If you want to make it as a trader, you need to consider that the time you spend trading and studying the markets is just like having a job. You may do it full-time or part-time, in the evenings and on weekends, but it still should be treated exactly as if it is a job to which you are committed.
Anyone who works at any sort of job has to deal with distractions that can take their mind away from their work, which can sometimes be extremely detrimental to the task you are performing.
But when you work from home, or when you are trading from home, you may be faced with other sorts of distractions that someone who works at a “regular” job does not encounter.
First of all, if you are at home, there are plenty of things that can pull you away from sitting in front of your computer and executing your trading plan. There are chores that need to be done, there are errands that need to be run, there are pets that want to be played with, there is a kitchen full of food that beckons.
You can sleep as late as you want, or take a nap in the middle of the day. You can watch TV and play video games. You can read a book (my personal distraction trap).
In short, there is really nothing that can FORCE you to sit at your computer and work, so you must develop the discipline for yourself. Below are some tips for limiting distractions while trading from home:
The best way to develop the discipline you need to trade successfully from home is though the use of schedules and checklists. You need to define your workday in terms of both hours that you will trade (and do NOT let yourself quit early) and possibly in terms of tasks that you will accomplish. Daily goals are best, but weekly goals will work too.

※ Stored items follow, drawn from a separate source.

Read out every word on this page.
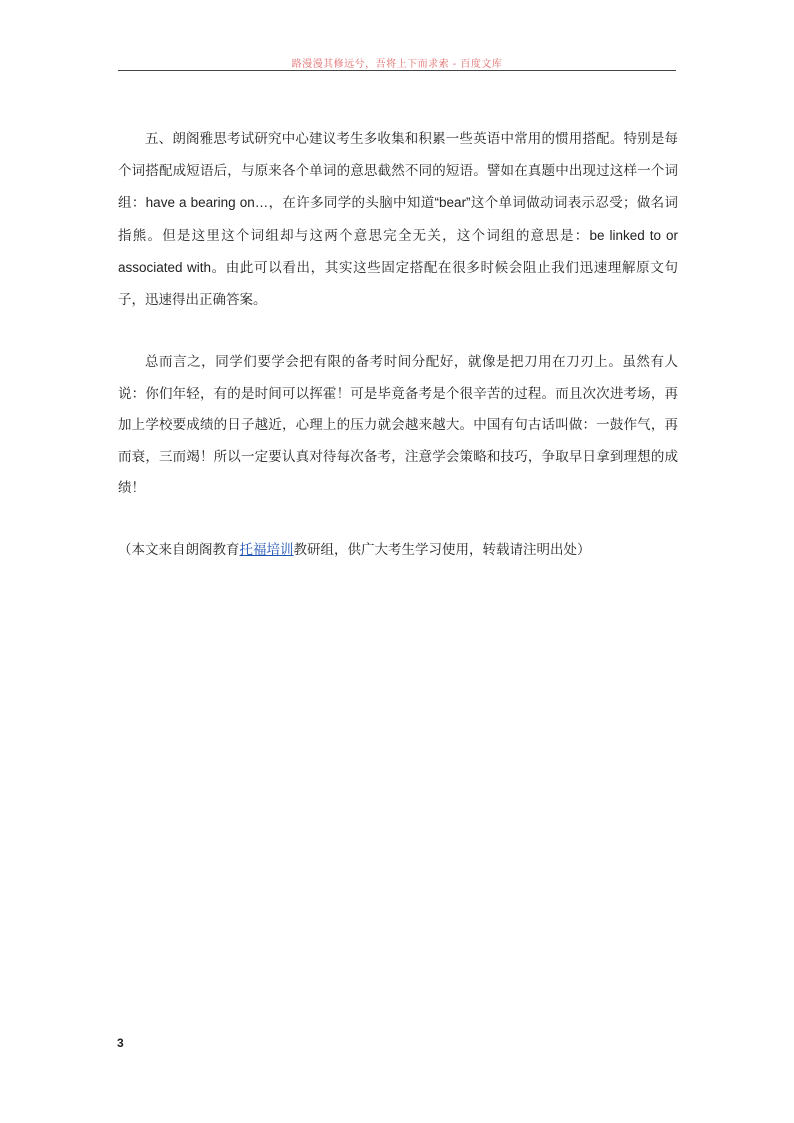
路漫漫其修远兮，吾将上下而求索 - 百度文库

五、朗阁雅思考试研究中心建议考生多收集和积累一些英语中常用的惯用搭配。特别是每个词搭配成短语后，与原来各个单词的意思截然不同的短语。譬如在真题中出现过这样一个词组：have a bearing on…，在许多同学的头脑中知道“bear”这个单词做动词表示忍受；做名词指熊。但是这里这个词组却与这两个意思完全无关，这个词组的意思是：be linked to or associated with。由此可以看出，其实这些固定搭配在很多时候会阻止我们迅速理解原文句子，迅速得出正确答案。

总而言之，同学们要学会把有限的备考时间分配好，就像是把刀用在刀刃上。虽然有人说：你们年轻，有的是时间可以挥霍！可是毕竟备考是个很辛苦的过程。而且次次进考场，再加上学校要成绩的日子越近，心理上的压力就会越来越大。中国有句古话叫做：一鼓作气，再而衰，三而竭！所以一定要认真对待每次备考，注意学会策略和技巧，争取早日拿到理想的成绩！

（本文来自朗阁教育托福培训教研组，供广大考生学习使用，转载请注明出处）
3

A second problem can come in the form of others who interrupt you. For many people who work from home, they find that their friends and relatives do not truly understand and respect the boundaries that need to be in place when you work from home. You should not be expected to clean the house or do the yard-work while you are trading. You should not be expected to care for someone else’s child. You should not be expected to drop what you are doing and go shopping just because someone wants you to.
In other words, it will be up to you to ensure that your friends and family respect your trading schedule as you define it, and that they do not interrupt you repeatedly while you are working. If they would not do certain things while you worked in an office somewhere, they should not do it while you are trading from home.
The third way to keep distractions to a minimum is to strictly limit the materials that you allow in your trading environment. The TV should not be on, unless it is tuned to CNBC or Bloomberg. You should have no books or magazines in your office, except if they are trading-related. You should not be surfing websites like Facebook, playing online games, or chatting with friends.
Another thing that definitely zaps concentration is communication. Retrieve and read your emails only once per hour. Use a different ringtone for personal phone calls than the one you use for business calls, and only check your personal voicemail once an hour. When you have to seriously concentrate for a period of time, turn off the phone and the email altogether.
Frequent eating can be a very big distraction for some people. The refrigerator is only a few steps away, and you might not even notice how often you go to the kitchen, until the pounds start piling on. Again, this is when a schedule comes in handy. You might feel stupid, actually writing into your schedule a 10-minute coffee break and a 30-minute lunch break, but it will help cut down all those trips to the kitchen as well as the unintentional overeating.
Trading from home is like any other career in which you work from home. There are huge advantages to such a set-up, but there is some downside to the situation as well. If you want to trade successfully, you will need to develop discipline and organizational skills to keep you on track and productive every day.